Interventions:
The rationale for the choice of comparators was explicitly reported. The study was thorough in the coverage of available alternatives for the particular study population.
Effectiveness/benefits:
A systematic literature review was performed to obtain clinical data, and the methodology was reported. The basic characteristics of the primary data sources (the study population, design and so on) were not given, although it appeared from the references that the data were mainly obtained from two RCTs and one open-label non-randomised study. But the lack of explicit details on the sources for these data made it difficult to objectively assess the validity of the effectiveness data. The issue of heterogeneity among the sources of data was not addressed. The Delphi panel techniques were reported, but the use of such a method as a primary source of evidence was appropriately acknowledged by the authors as a limitation to their study. For example, one-month pregabalin effectiveness was determined by the Delphi panel, based on a study that reported three-month effectiveness. In addition, two different scales from different studies were combined to estimate outcomes. It seemed doubtful whether the method used could provide reliable estimates.

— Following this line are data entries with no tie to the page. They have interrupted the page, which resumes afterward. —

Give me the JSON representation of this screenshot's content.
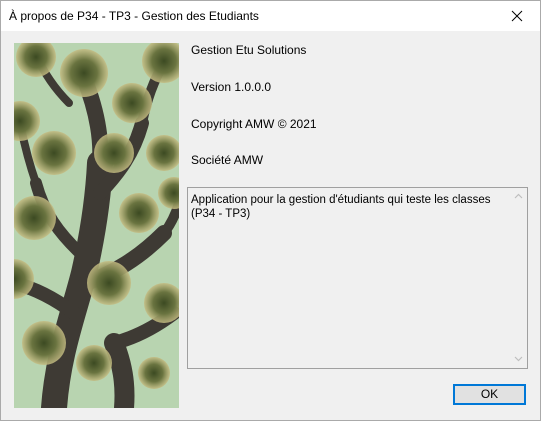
{
  "window": {
    "title": "À propos de P34 - TP3 - Gestion des Etudiants"
  },
  "about": {
    "product": "Gestion Etu Solutions",
    "version": "Version 1.0.0.0",
    "copyright": "Copyright AMW © 2021",
    "company": "Société AMW",
    "description": "Application pour la gestion d'étudiants qui teste les classes (P34 - TP3)"
  },
  "buttons": {
    "ok_label": "OK"
  },
  "colors": {
    "accent": "#0078d7",
    "dialog_bg": "#f0f0f0",
    "sky": "#b8d4b0"
  },
  "icons": {
    "close": "close-icon",
    "scroll_up": "scroll-up-arrow-icon",
    "scroll_down": "scroll-down-arrow-icon"
  }
}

Equally, little information on the derivation of the utility valuations was provided. The authors used a disease-specific benefit measure as well as QALYs, which represented a validated benefit measure that allowed cross-disease comparisons.
Costs:
The costs included in the analysis reflected the perspective stated by the authors. A breakdown of costs items was provided, as well as information on the resource consumption. There may be a problem regarding the sources used to obtain resource use. For example, the number of plasters was based on US observational data, and it was unclear whether this level of resource use produced the same level of effectiveness assumed in the model. Secondly, the authors appropriately acknowledged that gabapentin efficacy might have been overestimated, as the dosage included in the model was less than that reported in clinical trials. The sources used to derive unit costs and the price year were reported. In the sensitivity analyses, where the impact of a longer time horizon was investigated, discounting was appropriate. In general, the economic analysis was well reported.
Analysis and results:
The synthesis of costs and benefits was appropriately performed using incremental analysis. The issue of uncertainty was extensively investigated using deterministic and probabilistic approach. The results of the base case and the sensitivity analysis were well reported. The results of the deterministic sensitivity analyses were only briefly discussed. Cost-effectiveness acceptability curves were generated. The authors compared their results with those from other studies and highlighted important similarities.
Concluding remarks:
The methodology was characterised by several limitations, so the authors' conclusions should be treated with caution.